碩士 === 國立臺灣大學 === 漁業科學研究所 === 107 === Among the mairne microorganisms, marine-derived fungi are able to produce lots of secondary metabolites with highly structural diversity. The discovery of new natural products from marine-derived fungi has increased dramatically over the last few decades, and some of them revealed great potentials for drug developments. In our preliminary screening, the bioactivities of 343 fungal strains, isolated from marine macroalgae collected from northeast coast of Taiwan, were tested intensively.

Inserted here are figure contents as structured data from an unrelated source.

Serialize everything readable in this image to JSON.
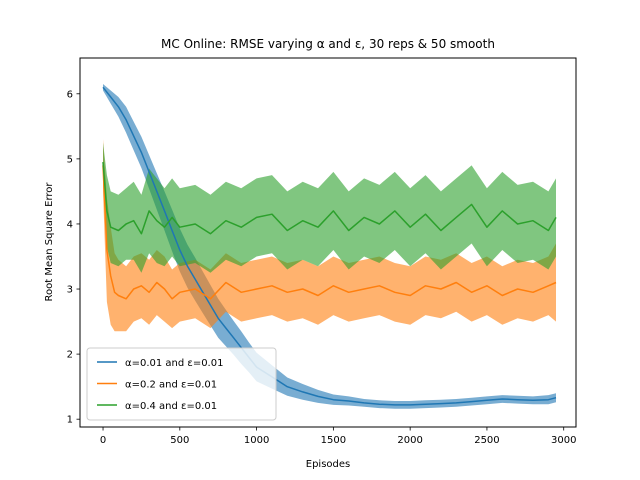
{
  "chart_data": {
    "type": "line",
    "title": "MC Online: RMSE varying α and ε, 30 reps & 50 smooth",
    "xlabel": "Episodes",
    "ylabel": "Root Mean Square Error",
    "xlim": [
      -150,
      3080
    ],
    "ylim": [
      0.88,
      6.55
    ],
    "xticks": [
      0,
      500,
      1000,
      1500,
      2000,
      2500,
      3000
    ],
    "xtick_labels": [
      "0",
      "500",
      "1000",
      "1500",
      "2000",
      "2500",
      "3000"
    ],
    "yticks": [
      1,
      2,
      3,
      4,
      5,
      6
    ],
    "ytick_labels": [
      "1",
      "2",
      "3",
      "4",
      "5",
      "6"
    ],
    "grid": false,
    "legend_position": "lower-left",
    "series": [
      {
        "name": "α=0.01 and ε=0.01",
        "color": "#1f77b4",
        "x": [
          0,
          50,
          100,
          150,
          200,
          250,
          300,
          350,
          400,
          450,
          500,
          550,
          600,
          650,
          700,
          750,
          800,
          850,
          900,
          950,
          1000,
          1100,
          1200,
          1300,
          1400,
          1500,
          1600,
          1700,
          1800,
          1900,
          2000,
          2100,
          2200,
          2300,
          2400,
          2500,
          2600,
          2700,
          2800,
          2900,
          2950
        ],
        "y": [
          6.1,
          5.95,
          5.8,
          5.6,
          5.35,
          5.1,
          4.8,
          4.5,
          4.2,
          3.9,
          3.6,
          3.35,
          3.15,
          2.95,
          2.75,
          2.55,
          2.4,
          2.25,
          2.1,
          1.95,
          1.8,
          1.65,
          1.5,
          1.42,
          1.35,
          1.3,
          1.28,
          1.25,
          1.23,
          1.22,
          1.22,
          1.23,
          1.24,
          1.25,
          1.27,
          1.29,
          1.31,
          1.3,
          1.29,
          1.3,
          1.33
        ],
        "band_half_width": [
          0.05,
          0.1,
          0.15,
          0.2,
          0.22,
          0.24,
          0.26,
          0.28,
          0.3,
          0.32,
          0.33,
          0.33,
          0.33,
          0.32,
          0.31,
          0.3,
          0.28,
          0.26,
          0.25,
          0.23,
          0.22,
          0.18,
          0.14,
          0.12,
          0.1,
          0.08,
          0.07,
          0.06,
          0.06,
          0.06,
          0.06,
          0.06,
          0.06,
          0.06,
          0.06,
          0.06,
          0.06,
          0.06,
          0.06,
          0.07,
          0.07
        ]
      },
      {
        "name": "α=0.2 and ε=0.01",
        "color": "#ff7f0e",
        "x": [
          0,
          25,
          50,
          75,
          100,
          150,
          200,
          250,
          300,
          350,
          400,
          450,
          500,
          600,
          700,
          800,
          900,
          1000,
          1100,
          1200,
          1300,
          1400,
          1500,
          1600,
          1700,
          1800,
          1900,
          2000,
          2100,
          2200,
          2300,
          2400,
          2500,
          2600,
          2700,
          2800,
          2900,
          2950
        ],
        "y": [
          4.9,
          3.6,
          3.2,
          2.95,
          2.9,
          2.85,
          3.0,
          3.05,
          2.95,
          3.1,
          3.0,
          2.85,
          2.95,
          3.0,
          2.85,
          3.1,
          2.95,
          3.0,
          3.05,
          2.95,
          3.0,
          2.9,
          3.05,
          2.95,
          3.0,
          3.05,
          2.95,
          2.9,
          3.05,
          3.0,
          3.1,
          2.95,
          3.05,
          2.9,
          3.0,
          2.95,
          3.05,
          3.1
        ],
        "band_half_width": [
          0.4,
          0.8,
          0.75,
          0.6,
          0.55,
          0.5,
          0.5,
          0.5,
          0.5,
          0.5,
          0.5,
          0.45,
          0.45,
          0.45,
          0.45,
          0.45,
          0.45,
          0.45,
          0.45,
          0.45,
          0.45,
          0.45,
          0.45,
          0.45,
          0.45,
          0.45,
          0.45,
          0.45,
          0.45,
          0.45,
          0.45,
          0.45,
          0.45,
          0.45,
          0.45,
          0.45,
          0.45,
          0.6
        ]
      },
      {
        "name": "α=0.4 and ε=0.01",
        "color": "#2ca02c",
        "x": [
          0,
          25,
          50,
          100,
          150,
          200,
          250,
          300,
          350,
          400,
          450,
          500,
          600,
          700,
          800,
          900,
          1000,
          1100,
          1200,
          1300,
          1400,
          1500,
          1600,
          1700,
          1800,
          1900,
          2000,
          2100,
          2200,
          2300,
          2400,
          2500,
          2600,
          2700,
          2800,
          2900,
          2950
        ],
        "y": [
          4.95,
          4.2,
          3.95,
          3.9,
          4.0,
          4.05,
          3.85,
          4.2,
          4.05,
          3.95,
          4.1,
          3.95,
          4.0,
          3.85,
          4.05,
          3.95,
          4.1,
          4.15,
          3.9,
          4.05,
          3.95,
          4.2,
          3.9,
          4.1,
          4.0,
          4.2,
          3.95,
          4.15,
          3.9,
          4.1,
          4.3,
          3.95,
          4.2,
          4.0,
          4.05,
          3.9,
          4.1
        ],
        "band_half_width": [
          0.3,
          0.55,
          0.55,
          0.55,
          0.55,
          0.6,
          0.6,
          0.65,
          0.65,
          0.6,
          0.6,
          0.6,
          0.6,
          0.6,
          0.6,
          0.6,
          0.6,
          0.6,
          0.6,
          0.6,
          0.6,
          0.6,
          0.6,
          0.6,
          0.6,
          0.6,
          0.6,
          0.6,
          0.6,
          0.6,
          0.6,
          0.6,
          0.6,
          0.6,
          0.6,
          0.6,
          0.6
        ]
      }
    ]
  }
}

Of these, the ethyl acetate extract of the fermented broth of Aspergillus sp. NTU967, isolated from a marine green alga Ulva lactuca, was found to exhibit significant antimicrobial activities against Staphylococcus aureus and Cryptococcus neoformans. Therefore, bioassay-guided separations of the active principles from liquid- or solid-state fermentations of Aspergillus sp. NTU967 were carried out, and which have led to isolation and purification of compounds 1 – 13 . Their structures were elucidated by spectroscopic analysis to be eight new aspergilsmins A − H (1 − 7 and 13), together with five previously reported clavatol (8), deoxytryptoquivaline (9), tryptoquivaline (10), quinadoline B (11) and (4-oxo-5,6-dihydro-4H-pyran-3-yl)-acetic acid (12). Aspergilsmins E (5) and F (6) exhibited significant growth inhibition against Staphylococcus aureus with the minimum inhibitory concentration (MIC) of 32 μg/ml. Aspergilsmin C (3) showed cytotoxic activity against prostate cancer cells (PC-3) and hepatocellular carcinoma cells (SK-Hep-1), and the half inhibitory concentrations (IC50) were 7.3 ± 0.3 and 2.7 ± 0.2 μM, respectively. The detailed mechanism of compound 3 against cancer cells remains to be confirmed by further experiments.